In the Andean mountain town of Merida, Venezuela, he called for docility in heeding the teachings of Rome and warned the faithful against letting themselves “be taken in by doctrines or ideologies contrary to Catholic dogma--as certain groups of materialistic inspiration or doubtful religious content would wish.”

As he pursued the theme in town after town, invoking his own notion of liberation--one that stresses religious inspiration and love instead of class conflict and a politicized church.

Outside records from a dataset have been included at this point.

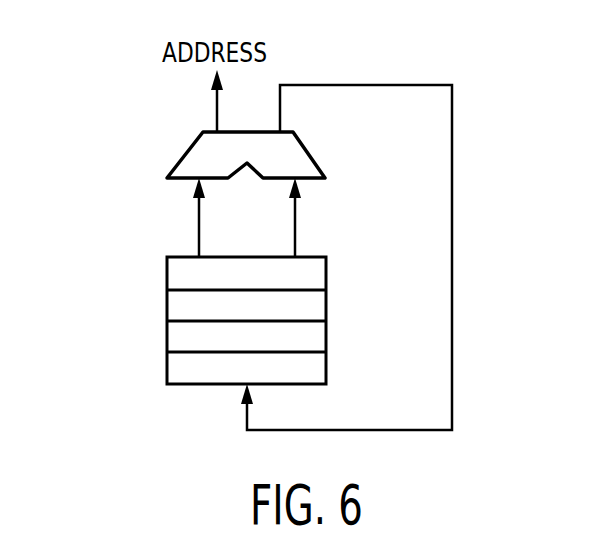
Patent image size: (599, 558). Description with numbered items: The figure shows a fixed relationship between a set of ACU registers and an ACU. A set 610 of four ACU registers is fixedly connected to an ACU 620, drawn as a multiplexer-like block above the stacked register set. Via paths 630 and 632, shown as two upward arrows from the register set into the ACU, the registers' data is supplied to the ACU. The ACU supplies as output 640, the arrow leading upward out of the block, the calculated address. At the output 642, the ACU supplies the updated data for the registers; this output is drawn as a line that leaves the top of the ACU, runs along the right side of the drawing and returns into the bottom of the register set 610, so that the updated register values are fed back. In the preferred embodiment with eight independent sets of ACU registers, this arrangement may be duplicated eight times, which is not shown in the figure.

The set of ACU registers 610 is at (167, 330).
The ACU 620 is at (180, 160).
The path 630 is at (199, 227).
The path 632 is at (295, 228).
The output 640 is at (217, 110).
The output 642 is at (373, 84).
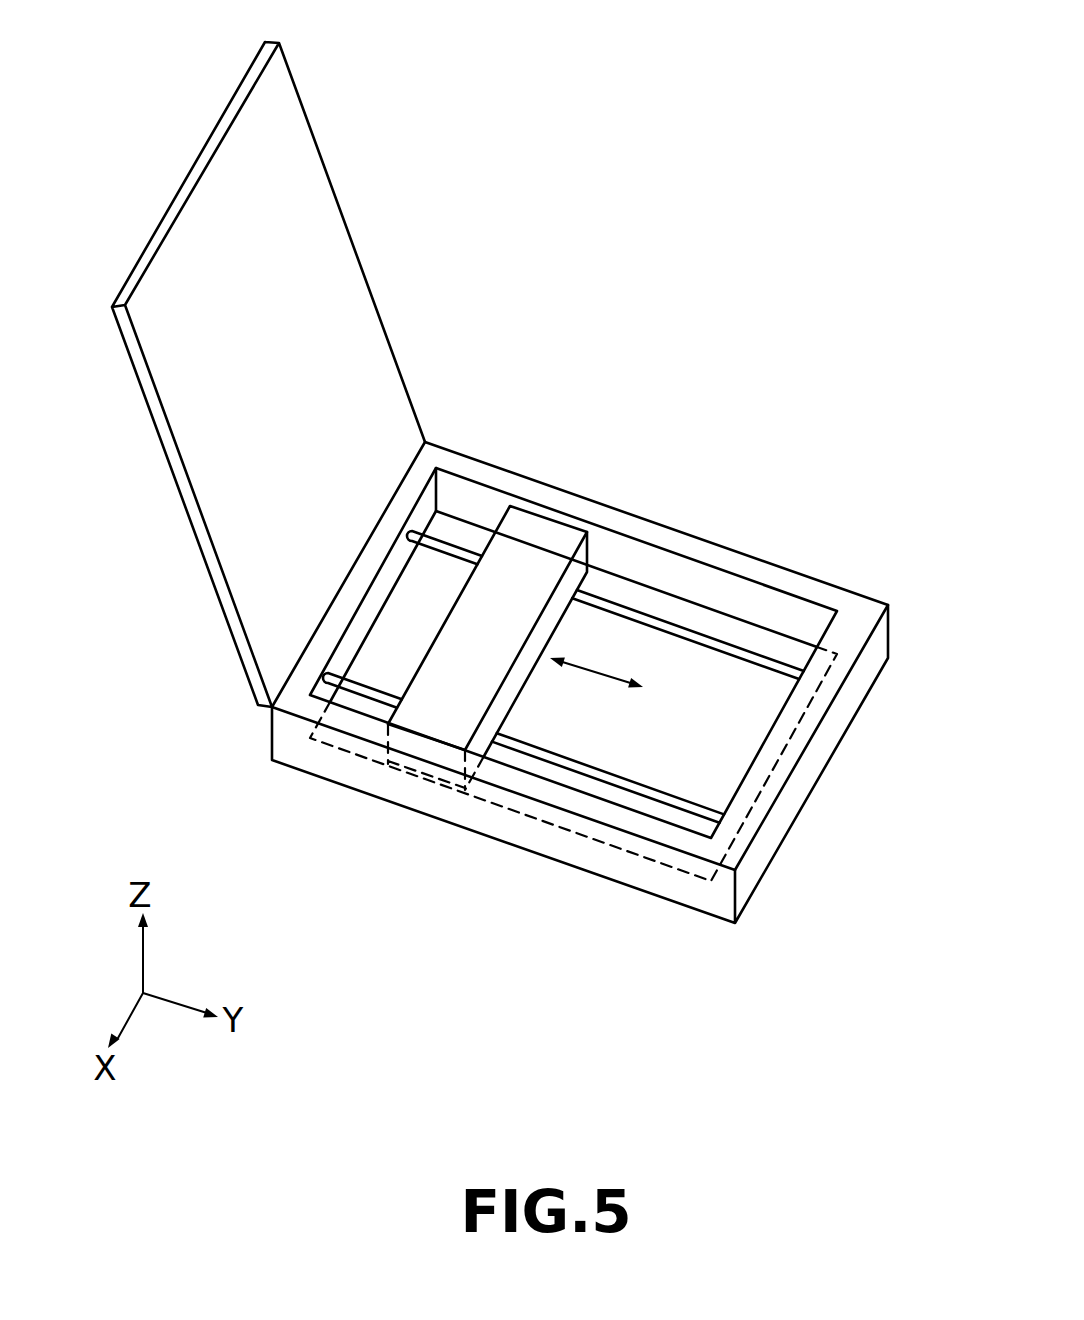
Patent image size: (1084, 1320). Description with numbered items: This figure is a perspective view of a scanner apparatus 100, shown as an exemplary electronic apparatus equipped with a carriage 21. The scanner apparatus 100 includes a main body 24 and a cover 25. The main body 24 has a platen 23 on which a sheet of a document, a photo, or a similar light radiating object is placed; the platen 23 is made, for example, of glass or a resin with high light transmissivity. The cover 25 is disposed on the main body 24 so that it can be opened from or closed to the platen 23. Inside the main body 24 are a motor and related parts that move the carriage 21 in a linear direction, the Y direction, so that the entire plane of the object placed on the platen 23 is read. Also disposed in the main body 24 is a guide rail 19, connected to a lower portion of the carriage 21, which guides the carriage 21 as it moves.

The scanner apparatus 100 is at (592, 153).
The cover 25 is at (312, 190).
The main body 24 is at (673, 535).
The platen 23 is at (730, 733).
The guide rail 19 is at (750, 656).
The carriage 21 is at (538, 542).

The church’s often-proclaimed “preferential option for the poor” must include all who suffer a poverty of spirit, he declared in Quito, Ecuador. But the material divisions between them must be narrowed, he said, adding that it is time for people to “get moving so that this intolerable abyss that separates those very few who possess excessive riches and the great multitudes of the poor--including those who live in misery--gradually disappears.”

Guerrillas Deaf to Plea

How well his message got across may be debated in South America for months to come, but one of the most fervent of his pleas during the trip appeared to fall on deaf ears. That was his emotional call to Maoist members of the Sendero Luminoso (Shining Path) guerrilla movement in Peru to lay down their arms.

After John Paul’s plea to them that “evil is never the road to good,” the guerrillas saluted his final night in Lima by blacking out the city. Characteristically, the Pope ignored what appeared to be their rejection of his message and carried on as if the lights had never stopped burning.